J'ai déjà dit tout le bien que je pense de Virginie Despentes et de la manière qu'elle a de dire crûment des choses délicates et de raconter des choses crûes qui sont les choses vraies. Avec Baise-moi, Les chiennes Savantes et Mordre au travers, elle avait à mon avis repris une forme importante d'expression littéraire de manière particulièrement salutaire : au milieu de la vague des écrivains tendance sexe expiatoire et maquillage outrancier, Virginie Despentes avait quelque chose à dire et le disait vraiment, sans utiliser sexe et violence comme seul but racoleur. A la différence évidemment de nombre de ces jeunes écrivains dont on a vite compris que l'objectif était de présenter sous un masque littéraro-nouvelle expression libérée-cruauté du monde réel le même fatras de faux fantasmes sado-sexuel que ce qui faisait l'essentiel contenu des romans de gare mettant en scène des agents secrets ou des altesses sérénissimes.
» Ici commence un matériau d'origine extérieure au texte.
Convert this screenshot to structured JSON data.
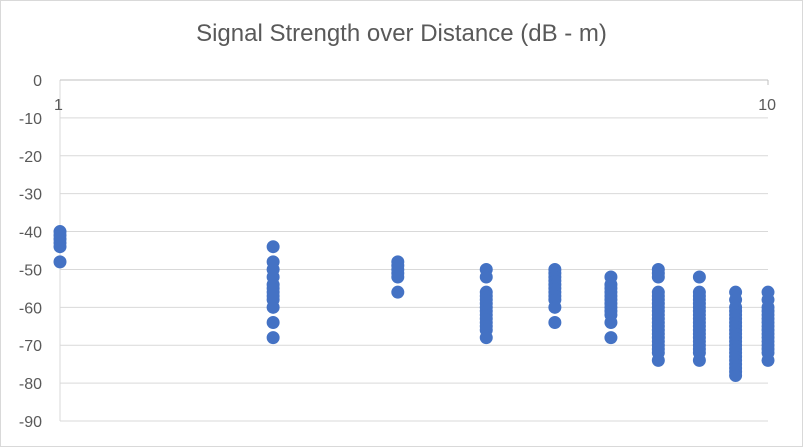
{
  "chart_data": {
    "type": "scatter",
    "title": "Signal Strength over Distance (dB - m)",
    "xlabel": "",
    "ylabel": "",
    "x_scale": "log",
    "xlim": [
      1,
      10
    ],
    "ylim": [
      -90,
      0
    ],
    "x_axis_position": "top",
    "grid": "horizontal",
    "legend": "none",
    "marker_color": "#4472c4",
    "x_ticks": [
      "1",
      "10"
    ],
    "y_ticks": [
      "0",
      "-10",
      "-20",
      "-30",
      "-40",
      "-50",
      "-60",
      "-70",
      "-80",
      "-90"
    ],
    "series": [
      {
        "points": [
          [
            1,
            -40
          ],
          [
            1,
            -41
          ],
          [
            1,
            -42
          ],
          [
            1,
            -43
          ],
          [
            1,
            -44
          ],
          [
            1,
            -48
          ],
          [
            2,
            -44
          ],
          [
            2,
            -48
          ],
          [
            2,
            -50
          ],
          [
            2,
            -52
          ],
          [
            2,
            -54
          ],
          [
            2,
            -55
          ],
          [
            2,
            -56
          ],
          [
            2,
            -57
          ],
          [
            2,
            -58
          ],
          [
            2,
            -60
          ],
          [
            2,
            -64
          ],
          [
            2,
            -68
          ],
          [
            3,
            -48
          ],
          [
            3,
            -49
          ],
          [
            3,
            -50
          ],
          [
            3,
            -51
          ],
          [
            3,
            -52
          ],
          [
            3,
            -56
          ],
          [
            4,
            -50
          ],
          [
            4,
            -52
          ],
          [
            4,
            -56
          ],
          [
            4,
            -57
          ],
          [
            4,
            -58
          ],
          [
            4,
            -59
          ],
          [
            4,
            -60
          ],
          [
            4,
            -61
          ],
          [
            4,
            -62
          ],
          [
            4,
            -63
          ],
          [
            4,
            -64
          ],
          [
            4,
            -65
          ],
          [
            4,
            -66
          ],
          [
            4,
            -68
          ],
          [
            5,
            -50
          ],
          [
            5,
            -51
          ],
          [
            5,
            -52
          ],
          [
            5,
            -53
          ],
          [
            5,
            -54
          ],
          [
            5,
            -55
          ],
          [
            5,
            -56
          ],
          [
            5,
            -57
          ],
          [
            5,
            -58
          ],
          [
            5,
            -60
          ],
          [
            5,
            -64
          ],
          [
            6,
            -52
          ],
          [
            6,
            -54
          ],
          [
            6,
            -55
          ],
          [
            6,
            -56
          ],
          [
            6,
            -57
          ],
          [
            6,
            -58
          ],
          [
            6,
            -59
          ],
          [
            6,
            -60
          ],
          [
            6,
            -61
          ],
          [
            6,
            -62
          ],
          [
            6,
            -64
          ],
          [
            6,
            -68
          ],
          [
            7,
            -50
          ],
          [
            7,
            -51
          ],
          [
            7,
            -52
          ],
          [
            7,
            -56
          ],
          [
            7,
            -57
          ],
          [
            7,
            -58
          ],
          [
            7,
            -59
          ],
          [
            7,
            -60
          ],
          [
            7,
            -61
          ],
          [
            7,
            -62
          ],
          [
            7,
            -63
          ],
          [
            7,
            -64
          ],
          [
            7,
            -65
          ],
          [
            7,
            -66
          ],
          [
            7,
            -67
          ],
          [
            7,
            -68
          ],
          [
            7,
            -69
          ],
          [
            7,
            -70
          ],
          [
            7,
            -71
          ],
          [
            7,
            -72
          ],
          [
            7,
            -74
          ],
          [
            8,
            -52
          ],
          [
            8,
            -56
          ],
          [
            8,
            -57
          ],
          [
            8,
            -58
          ],
          [
            8,
            -59
          ],
          [
            8,
            -60
          ],
          [
            8,
            -61
          ],
          [
            8,
            -62
          ],
          [
            8,
            -63
          ],
          [
            8,
            -64
          ],
          [
            8,
            -65
          ],
          [
            8,
            -66
          ],
          [
            8,
            -67
          ],
          [
            8,
            -68
          ],
          [
            8,
            -69
          ],
          [
            8,
            -70
          ],
          [
            8,
            -71
          ],
          [
            8,
            -72
          ],
          [
            8,
            -74
          ],
          [
            9,
            -56
          ],
          [
            9,
            -58
          ],
          [
            9,
            -60
          ],
          [
            9,
            -61
          ],
          [
            9,
            -62
          ],
          [
            9,
            -63
          ],
          [
            9,
            -64
          ],
          [
            9,
            -65
          ],
          [
            9,
            -66
          ],
          [
            9,
            -67
          ],
          [
            9,
            -68
          ],
          [
            9,
            -69
          ],
          [
            9,
            -70
          ],
          [
            9,
            -71
          ],
          [
            9,
            -72
          ],
          [
            9,
            -73
          ],
          [
            9,
            -74
          ],
          [
            9,
            -75
          ],
          [
            9,
            -76
          ],
          [
            9,
            -77
          ],
          [
            9,
            -78
          ],
          [
            10,
            -56
          ],
          [
            10,
            -58
          ],
          [
            10,
            -60
          ],
          [
            10,
            -61
          ],
          [
            10,
            -62
          ],
          [
            10,
            -63
          ],
          [
            10,
            -64
          ],
          [
            10,
            -65
          ],
          [
            10,
            -66
          ],
          [
            10,
            -67
          ],
          [
            10,
            -68
          ],
          [
            10,
            -69
          ],
          [
            10,
            -70
          ],
          [
            10,
            -71
          ],
          [
            10,
            -72
          ],
          [
            10,
            -74
          ]
        ]
      }
    ]
  }
}
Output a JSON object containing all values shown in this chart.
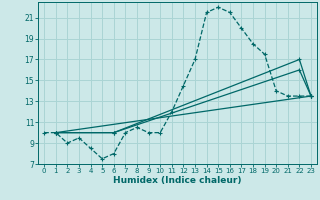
{
  "title": "",
  "xlabel": "Humidex (Indice chaleur)",
  "bg_color": "#cce8e8",
  "line_color": "#006868",
  "grid_color": "#aad4d4",
  "xlim": [
    -0.5,
    23.5
  ],
  "ylim": [
    7,
    22.5
  ],
  "xticks": [
    0,
    1,
    2,
    3,
    4,
    5,
    6,
    7,
    8,
    9,
    10,
    11,
    12,
    13,
    14,
    15,
    16,
    17,
    18,
    19,
    20,
    21,
    22,
    23
  ],
  "yticks": [
    7,
    9,
    11,
    13,
    15,
    17,
    19,
    21
  ],
  "curve1_x": [
    0,
    1,
    2,
    3,
    4,
    5,
    6,
    7,
    8,
    9,
    10,
    11,
    12,
    13,
    14,
    15,
    16,
    17,
    18,
    19,
    20,
    21,
    22,
    23
  ],
  "curve1_y": [
    10,
    10,
    9,
    9.5,
    8.5,
    7.5,
    8,
    10,
    10.5,
    10,
    10,
    12,
    14.5,
    17,
    21.5,
    22,
    21.5,
    20,
    18.5,
    17.5,
    14,
    13.5,
    13.5,
    13.5
  ],
  "curve2_x": [
    1,
    6,
    22,
    23
  ],
  "curve2_y": [
    10,
    10,
    17,
    13.5
  ],
  "curve3_x": [
    1,
    6,
    22,
    23
  ],
  "curve3_y": [
    10,
    10,
    16,
    13.5
  ],
  "curve4_x": [
    1,
    23
  ],
  "curve4_y": [
    10,
    13.5
  ]
}
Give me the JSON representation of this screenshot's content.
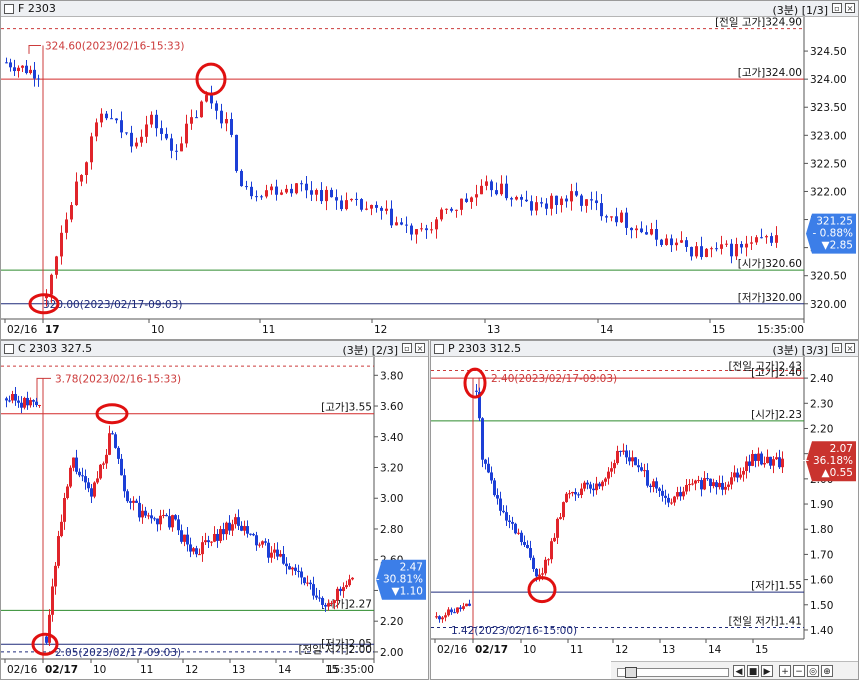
{
  "colors": {
    "up": "#e0242a",
    "down": "#1c3fd6",
    "high_line": "#d32a2a",
    "open_line": "#2e8b2e",
    "low_line": "#1e2a7a",
    "prev_line": "#cc3b3b",
    "circle": "#e01010",
    "price_box_blue": "#3c7ee8",
    "price_box_red": "#c9332e"
  },
  "panel_f": {
    "title": "F 2303",
    "right_label": "(3분) [1/3]",
    "annotations": {
      "high_point": "324.60(2023/02/16-15:33)",
      "low_point": "320.00(2023/02/17-09:03)"
    },
    "level_labels": {
      "prev_high": "[전일 고가]324.90",
      "high": "[고가]324.00",
      "open": "[시가]320.60",
      "low": "[저가]320.00"
    },
    "price_box": [
      "321.25",
      "- 0.88%",
      "▼2.85"
    ],
    "y_ticks": [
      "324.50",
      "324.00",
      "323.50",
      "323.00",
      "322.50",
      "322.00",
      "321.50",
      "321.00",
      "320.50",
      "320.00"
    ],
    "x_ticks": [
      "02/16",
      "17",
      "10",
      "11",
      "12",
      "13",
      "14",
      "15",
      "15:35:00"
    ],
    "chart_data": {
      "type": "candlestick",
      "series_summary": {
        "prev_high": 324.9,
        "high": 324.0,
        "open": 320.6,
        "low": 320.0,
        "last": 321.25,
        "change_pct": -0.88,
        "change": -2.85
      },
      "ylim": [
        319.8,
        325.0
      ]
    }
  },
  "panel_c": {
    "title": "C 2303 327.5",
    "right_label": "(3분) [2/3]",
    "annotations": {
      "high_point": "3.78(2023/02/16-15:33)",
      "low_point": "2.05(2023/02/17-09:03)"
    },
    "level_labels": {
      "high": "[고가]3.55",
      "open": "[시가]2.27",
      "low": "[저가]2.05",
      "prev_low": "[전일 저가]2.00"
    },
    "price_box": [
      "2.47",
      "- 30.81%",
      "▼1.10"
    ],
    "y_ticks": [
      "3.80",
      "3.60",
      "3.40",
      "3.20",
      "3.00",
      "2.80",
      "2.60",
      "2.40",
      "2.20",
      "2.00"
    ],
    "x_ticks": [
      "02/16",
      "02/17",
      "10",
      "11",
      "12",
      "13",
      "14",
      "15",
      "15:35:00"
    ],
    "chart_data": {
      "type": "candlestick",
      "series_summary": {
        "high": 3.55,
        "open": 2.27,
        "low": 2.05,
        "prev_low": 2.0,
        "last": 2.47,
        "change_pct": -30.81,
        "change": -1.1
      },
      "ylim": [
        1.98,
        3.88
      ]
    }
  },
  "panel_p": {
    "title": "P 2303 312.5",
    "right_label": "(3분) [3/3]",
    "annotations": {
      "high_point": "2.40(2023/02/17-09:03)",
      "low_point": "1.42(2023/02/16-15:00)"
    },
    "level_labels": {
      "prev_high": "[전일 고가]2.43",
      "high": "[고가]2.40",
      "open": "[시가]2.23",
      "low": "[저가]1.55",
      "prev_low": "[전일 저가]1.41"
    },
    "price_box": [
      "2.07",
      "+ 36.18%",
      "▲0.55"
    ],
    "y_ticks": [
      "2.40",
      "2.30",
      "2.20",
      "2.10",
      "2.00",
      "1.90",
      "1.80",
      "1.70",
      "1.60",
      "1.50",
      "1.40"
    ],
    "x_ticks": [
      "02/16",
      "02/17",
      "10",
      "11",
      "12",
      "13",
      "14",
      "15"
    ],
    "chart_data": {
      "type": "candlestick",
      "series_summary": {
        "prev_high": 2.43,
        "high": 2.4,
        "open": 2.23,
        "low": 1.55,
        "prev_low": 1.41,
        "last": 2.07,
        "change_pct": 36.18,
        "change": 0.55
      },
      "ylim": [
        1.38,
        2.46
      ]
    }
  },
  "controls": {
    "btn_close": "×",
    "btn_restore": "▫",
    "sb_left": "◀",
    "sb_right": "▶",
    "sb_stop": "■",
    "sb_next": "▶",
    "zoom_in": "+",
    "zoom_out": "−",
    "zoom_fit": "◎",
    "zoom_reset": "⊕"
  }
}
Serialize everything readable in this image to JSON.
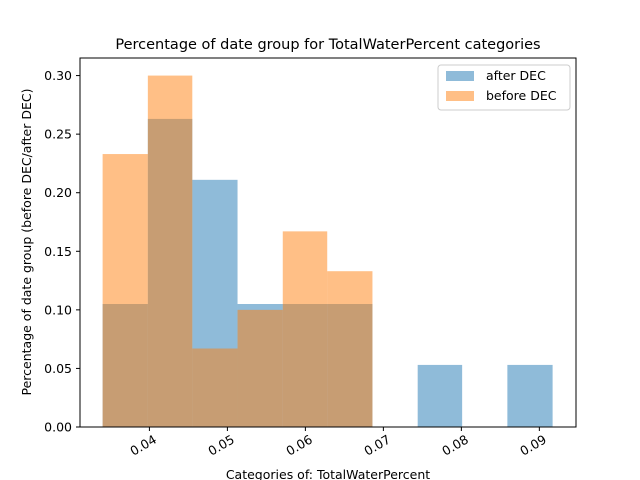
{
  "chart_data": {
    "type": "bar",
    "title": "Percentage of date group for TotalWaterPercent categories",
    "xlabel": "Categories of: TotalWaterPercent",
    "ylabel": "Percentage of date group (before DEC/after DEC)",
    "xlim": [
      0.0311,
      0.0947
    ],
    "ylim": [
      0,
      0.315
    ],
    "x_ticks": [
      0.04,
      0.05,
      0.06,
      0.07,
      0.08,
      0.09
    ],
    "x_tick_labels": [
      "0.04",
      "0.05",
      "0.06",
      "0.07",
      "0.08",
      "0.09"
    ],
    "y_ticks": [
      0,
      0.05,
      0.1,
      0.15,
      0.2,
      0.25,
      0.3
    ],
    "y_tick_labels": [
      "0.00",
      "0.05",
      "0.10",
      "0.15",
      "0.20",
      "0.25",
      "0.30"
    ],
    "bin_edges": [
      0.034,
      0.0398,
      0.0455,
      0.0513,
      0.0571,
      0.0628,
      0.0686,
      0.0744,
      0.0801,
      0.0859,
      0.0917
    ],
    "series": [
      {
        "name": "after DEC",
        "color": "#1f77b4",
        "alpha": 0.5,
        "values": [
          0.105,
          0.263,
          0.211,
          0.105,
          0.105,
          0.105,
          0,
          0.053,
          0,
          0.053
        ]
      },
      {
        "name": "before DEC",
        "color": "#ff7f0e",
        "alpha": 0.5,
        "values": [
          0.233,
          0.3,
          0.067,
          0.1,
          0.167,
          0.133,
          0,
          0,
          0,
          0
        ]
      }
    ],
    "legend_position": "top-right",
    "grid": false
  }
}
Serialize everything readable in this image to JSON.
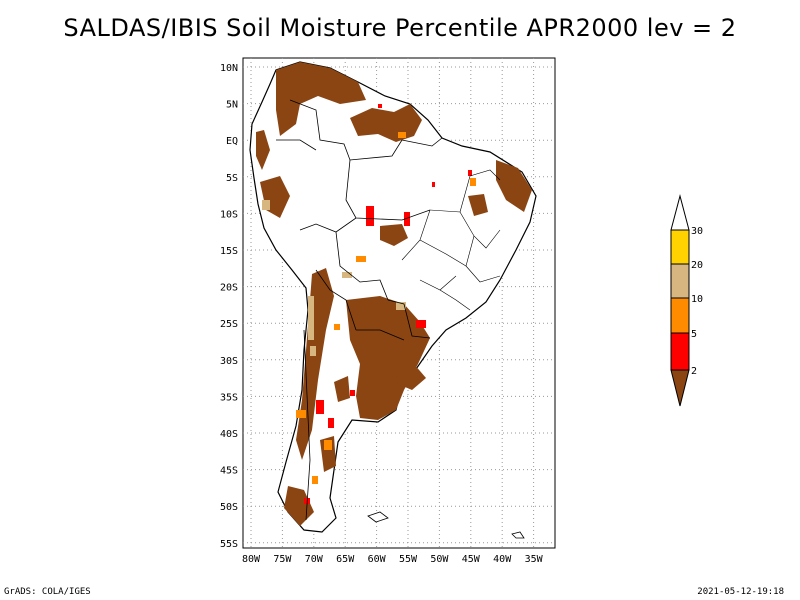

Les Jolies Choses est tout aussi intéressant. Ce livre vous laisse dans la bouche un goût amer d'impuissance et d'injustice. Les ressorts viciés du monde tel qu'il est, à la frange, à la limite, là où il faut se débrouiller pour s'en sortir, se débrouiller vite, vite, avec les mêmes armes de cynisme inconscient que les autres, ceux qui s'en sont déjà sortis ou presque et qui cherchent à vous arrêter pour que vous ne preniez pas leur place. La dureté sordide du monde façonné par ces salauds auquels on se met vite à ressembler. L'ignominie brute à laquelle on aimerait bien pouvoir se dire que l'on pourra échapper toute sa vie, sans transiger avec soi-même. Avec soi-même ? L'histoire de gémellité sur laquelle est basé le livre permet un jeu sur les deux faces des personnages : décidemment, Virginie Despentes est un écrivain doué.